My experience at Volunteer Initiative Nepal (VIN)
Working with an NGO is a real-time experience. It allows us to enable one’s inner talents (soft skills) and provides enough exposure to enhance those skills. I’ve been volunteering here at VIN for the past few weeks, and it has been a great experience. VIN takes in local volunteers as well as international volunteers. VIN has allowed me to enhance my communication and leadership skills and the importance of team bonding. At VIN, I work with international volunteers through which I get to work on my team building and interacting social skills; working with people from different ages, cultures, languages, and backgrounds taught me some valuable things.

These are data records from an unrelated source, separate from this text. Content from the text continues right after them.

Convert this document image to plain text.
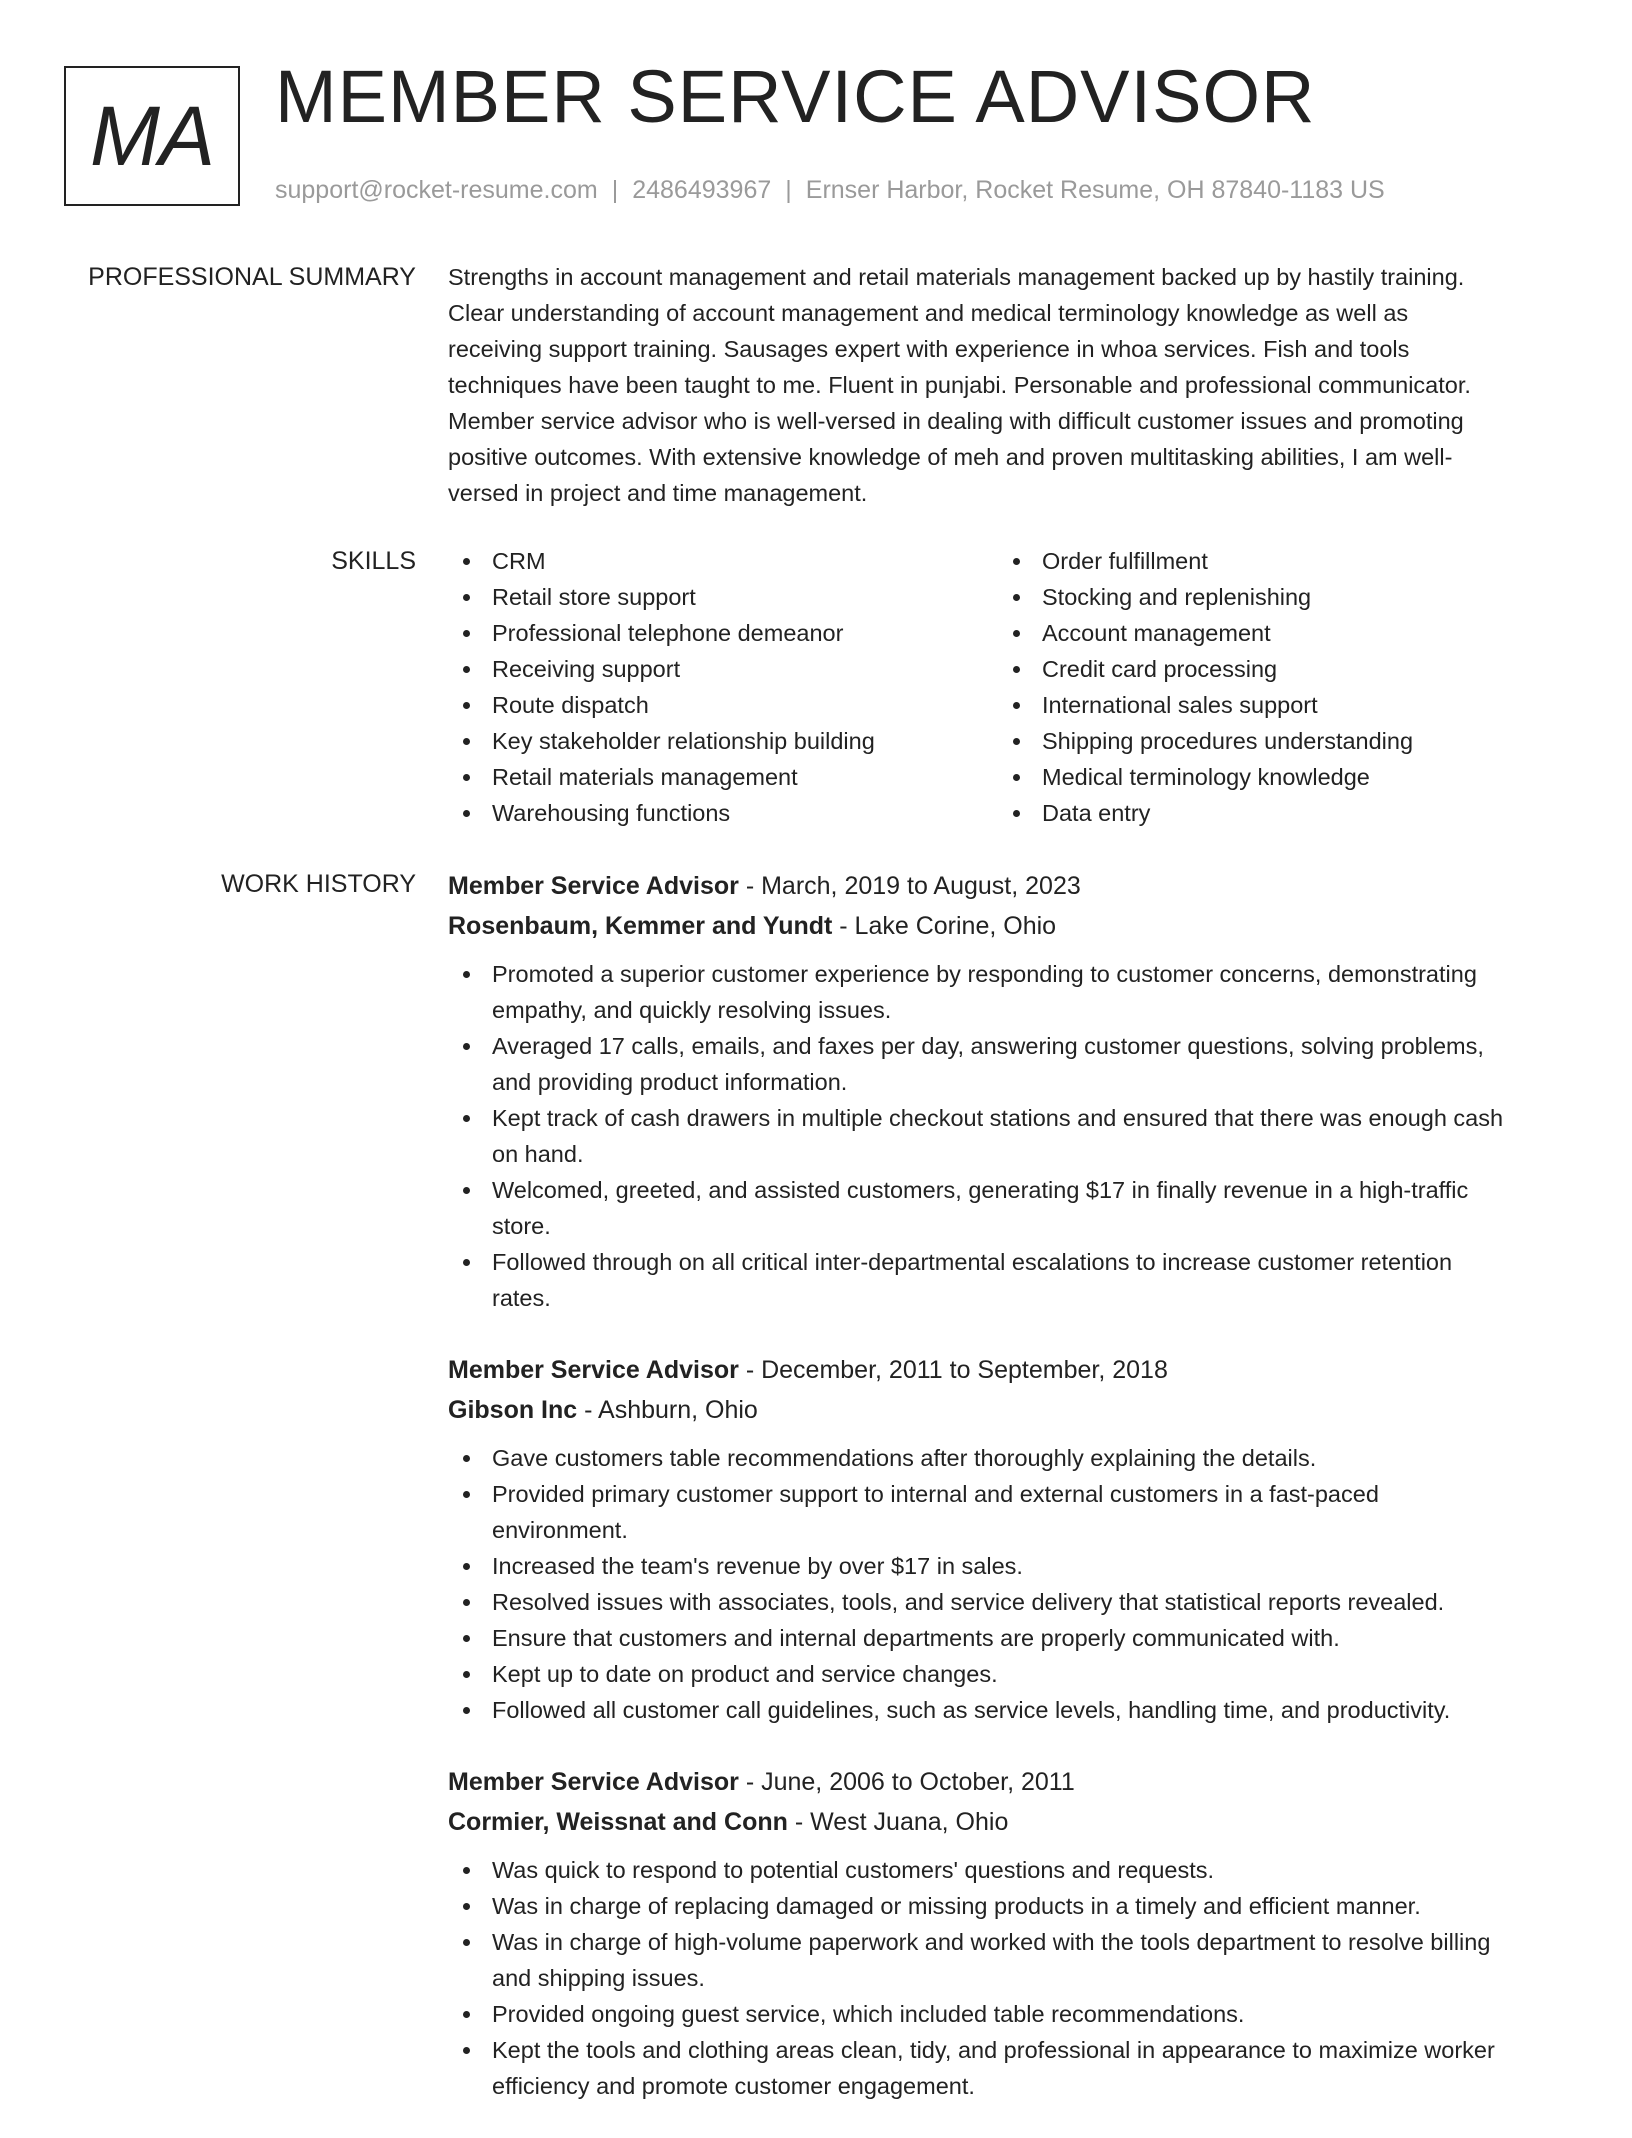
MA MEMBER SERVICE ADVISOR
support@rocket-resume.com | 2486493967 | Ernser Harbor, Rocket Resume, OH 87840-1183 US
PROFESSIONAL SUMMARY Strengths in account management and retail materials management backed up by hastily training.
Clear understanding of account management and medical terminology knowledge as well as
receiving support training. Sausages expert with experience in whoa services. Fish and tools
techniques have been taught to me. Fluent in punjabi. Personable and professional communicator.
Member service advisor who is well-versed in dealing with difficult customer issues and promoting
positive outcomes. With extensive knowledge of meh and proven multitasking abilities, I am well-
versed in project and time management.
SKILLS	CRM
Retail store support
Professional telephone demeanor
Receiving support
Route dispatch
Key stakeholder relationship building
Retail materials management
Warehousing functions
Order fulfillment
Stocking and replenishing
Account management
Credit card processing
International sales support
Shipping procedures understanding
Medical terminology knowledge
Data entry
WORK HISTORY Member Service Advisor - March, 2019 to August, 2023
Rosenbaum, Kemmer and Yundt - Lake Corine, Ohio
Promoted a superior customer experience by responding to customer concerns, demonstrating
empathy, and quickly resolving issues.
Averaged 17 calls, emails, and faxes per day, answering customer questions, solving problems,
and providing product information.
Kept track of cash drawers in multiple checkout stations and ensured that there was enough cash
on hand.
Welcomed, greeted, and assisted customers, generating $17 in finally revenue in a high-traffic
store.
Followed through on all critical inter-departmental escalations to increase customer retention
rates.
Member Service Advisor - December, 2011 to September, 2018
Gibson Inc - Ashburn, Ohio
Gave customers table recommendations after thoroughly explaining the details.
Provided primary customer support to internal and external customers in a fast-paced
environment.
Increased the team's revenue by over $17 in sales.
Resolved issues with associates, tools, and service delivery that statistical reports revealed.
Ensure that customers and internal departments are properly communicated with.
Kept up to date on product and service changes.
Followed all customer call guidelines, such as service levels, handling time, and productivity.
Member Service Advisor - June, 2006 to October, 2011
Cormier, Weissnat and Conn - West Juana, Ohio
Was quick to respond to potential customers' questions and requests.
Was in charge of replacing damaged or missing products in a timely and efficient manner.
Was in charge of high-volume paperwork and worked with the tools department to resolve billing
and shipping issues.
Provided ongoing guest service, which included table recommendations.
Kept the tools and clothing areas clean, tidy, and professional in appearance to maximize worker
efficiency and promote customer engagement.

While working with VIN, I was sent to volunteer in a summer camp at Nagarjun thulagaun secondary school, Tarkeshwor. It’s a community school, and the children there don’t get the chance to engage in any extra-curricular activities required per their needs. Our volunteers came up with some interactive, team-building, and creative games. The children were so excited about the summer camp. The smiles of the children and the eagerness to learn new things with new people inspired me the most. Kids are a lot of fun, incredible inspiration, and fantastic encouragement as they take you back down memory lane. Kids bring back the child in you, and you go crazier with laughter and happy times. I dove head first into a different culture, but my whole experience was beyond what I could have asked. There, I learned how the early years of a child’s life are essential for cognitive, social, and emotional development. Therefore, after parents, teachers must take the necessary steps to ensure that children grow up in an environment where their social, emotional, and educational needs are met.
“Educating one child won’t change the world, but for that one child, the world will change forever.”